Disability and Our Clients

NPR has been doing a series on disability in our country. Like many of NPR's listeners, I was amazed to learn about this system when I began working with homeless youth. About 25% of our clients do have mental health challenges, and maybe about 15% have physical challenges. Some are so damaged by the past that they probably won't become functional and contributing society members for a long time, if ever. Many just need an initial start. NPR reported that most people who enter the system never leave it (except by death or moving to social security pension plans). I don't believe that to be true of our clients.


Clients often begin to be interested in disability when they realize that street life isn't that much fun and they start looking for entitlements or benefits to provide income. They often call it a "crazy check" since the often quality on the basis of a mental health disability more frequently than a physical disability. I dislike the name, but that's what they call it.
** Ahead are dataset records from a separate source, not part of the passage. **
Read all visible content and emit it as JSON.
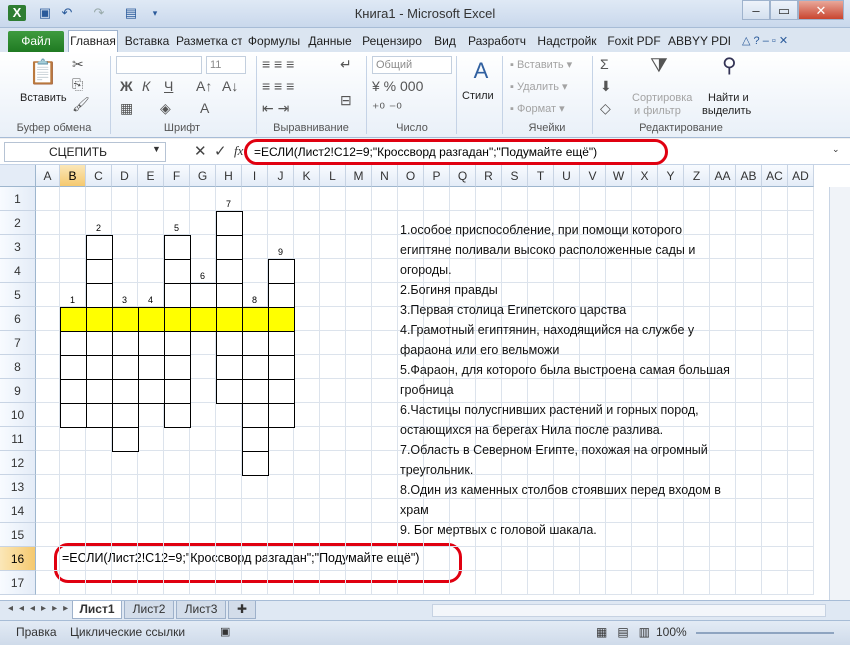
{
  "window": {
    "title": "Книга1 - Microsoft Excel"
  },
  "qat": {
    "save_icon": "save-icon",
    "undo_icon": "undo-icon",
    "redo_icon": "redo-icon"
  },
  "tabs": {
    "file": "Файл",
    "items": [
      "Главная",
      "Вставка",
      "Разметка ст",
      "Формулы",
      "Данные",
      "Рецензиро",
      "Вид",
      "Разработч",
      "Надстройк",
      "Foxit PDF",
      "ABBYY PDF"
    ]
  },
  "ribbon": {
    "clipboard": {
      "paste": "Вставить",
      "label": "Буфер обмена"
    },
    "font": {
      "size": "11",
      "bold": "Ж",
      "italic": "К",
      "underline": "Ч",
      "label": "Шрифт"
    },
    "alignment": {
      "label": "Выравнивание"
    },
    "number": {
      "format": "Общий",
      "label": "Число"
    },
    "styles": {
      "label": "Стили"
    },
    "cells": {
      "insert": "Вставить",
      "delete": "Удалить",
      "format": "Формат",
      "label": "Ячейки"
    },
    "editing": {
      "sort": "Сортировка\nи фильтр",
      "sort1": "Сортировка",
      "sort2": "и фильтр",
      "find1": "Найти и",
      "find2": "выделить",
      "label": "Редактирование"
    }
  },
  "formula_bar": {
    "name_box": "СЦЕПИТЬ",
    "fx": "fx",
    "formula": "=ЕСЛИ(Лист2!C12=9;\"Кроссворд разгадан\";\"Подумайте ещё\")"
  },
  "columns": [
    "A",
    "B",
    "C",
    "D",
    "E",
    "F",
    "G",
    "H",
    "I",
    "J",
    "K",
    "L",
    "M",
    "N",
    "O",
    "P",
    "Q",
    "R",
    "S",
    "T",
    "U",
    "V",
    "W",
    "X",
    "Y",
    "Z",
    "AA",
    "AB",
    "AC",
    "AD"
  ],
  "rows": [
    "1",
    "2",
    "3",
    "4",
    "5",
    "6",
    "7",
    "8",
    "9",
    "10",
    "11",
    "12",
    "13",
    "14",
    "15",
    "16",
    "17"
  ],
  "crossword": {
    "numbers": [
      "1",
      "2",
      "3",
      "4",
      "5",
      "6",
      "7",
      "8",
      "9"
    ]
  },
  "questions": [
    "1.особое приспособление, при помощи которого",
    "египтяне поливали высоко расположенные сады и",
    "огороды.",
    "2.Богиня правды",
    "3.Первая столица Египетского царства",
    "4.Грамотный египтянин, находящийся на службе у",
    "фараона или его вельможи",
    "5.Фараон, для которого была выстроена самая большая",
    "гробница",
    "6.Частицы полусгнивших растений и горных пород,",
    "остающихся на берегах Нила после разлива.",
    "7.Область в Северном Египте, похожая на огромный",
    "треугольник.",
    "8.Один из каменных столбов стоявших перед входом в",
    "храм",
    "9. Бог мертвых с головой шакала."
  ],
  "active_cell_text": "=ЕСЛИ(Лист2!C12=9;\"Кроссворд разгадан\";\"Подумайте ещё\")",
  "sheets": [
    "Лист1",
    "Лист2",
    "Лист3"
  ],
  "status": {
    "mode": "Правка",
    "circular": "Циклические ссылки",
    "zoom": "100%"
  },
  "colors": {
    "highlight": "#ffff00",
    "annotation": "#e00010",
    "file_tab": "#2a8a2e"
  }
}
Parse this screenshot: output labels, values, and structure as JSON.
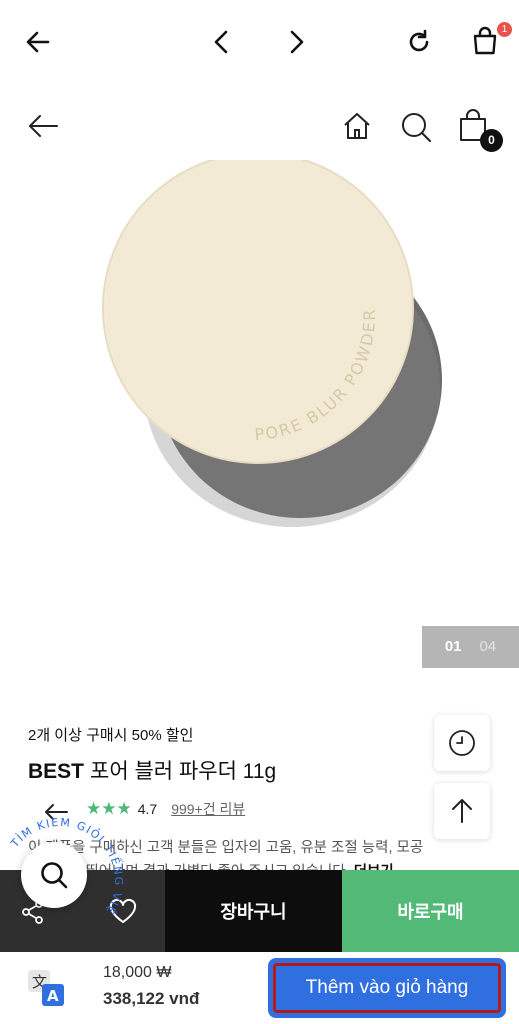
{
  "browser": {
    "cart_count": "1",
    "icons": [
      "back-arrow-icon",
      "chevron-left-icon",
      "chevron-right-icon",
      "reload-icon",
      "shopping-bag-icon"
    ]
  },
  "site_header": {
    "cart_count": "0",
    "icons": [
      "back-arrow-icon",
      "home-icon",
      "search-icon",
      "shopping-bag-icon"
    ]
  },
  "product_image": {
    "embossed_text": "PORE BLUR POWDER",
    "pager_current": "01",
    "pager_total": "04"
  },
  "product": {
    "promo": "2개 이상 구매시 50% 할인",
    "badge": "BEST",
    "name": "포어 블러 파우더 11g",
    "rating": "4.7",
    "reviews": "999+건 리뷰",
    "desc_line1": "이 제품을 구매하신 고객 분들은 입자의 고움, 유분 조절 능력, 모공",
    "desc_line2": "커버력이 뛰어나며 결과 가볍다 좋아 주시고 있습니다.",
    "desc_bold": "더보기"
  },
  "actions": {
    "cart_label": "장바구니",
    "buy_label": "바로구매"
  },
  "overlay": {
    "arc_text": "TÌM KIẾM GIỎI TIẾNG VIỆT"
  },
  "translate_bar": {
    "price_krw": "18,000 ₩",
    "price_vnd": "338,122 vnđ",
    "add_to_cart": "Thêm vào giỏ hàng"
  },
  "colors": {
    "buy_green": "#52b977",
    "cart_black": "#0d0d0d",
    "star_green": "#4cb878",
    "add_cart_blue": "#2f6fe0",
    "highlight_red": "#b31b1b",
    "badge_red": "#e8534a"
  }
}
I am always cool to the idea at first when a client shared with me their plans. I tell them it may be God's plan to provide for them FOR NOW through disability. They are free to explore it. There is no fraud or crime in applying if you're not qualified. But I'm a fan of telling the truth and letting the people decide if you're entitled or not. It is a crime to lie on the application or through the process.


However, I always tell them that almost all the clients I know who have received disability checks have grown to hate them and eventually do without them. It's not enough to live on. (NPR pointed out that it's only 3,000 a year less than working for minimum wage. In this day and age when overtime or even 40 hours a week is hard to come by in most starting jobs, and you don't get insurance in most of entry level jobs, that make disability very attractive to many.) It doesn't set you up and it won't make you rich. 


And every "crazy check" that comes to you has a little implied message: "You can't do anything. You're not able." If you start believing that, it can become poison. Most of our clients start the process and realize how difficult it is. Others take it for a while, use it to get started, but then do find work that they can do as they grow in social and coping skills.


We are glad that it's there. In some ways, disability has become a helping hand up for many homeless youth in America. It's certainly not it's main purpose or reason for being, but it does help.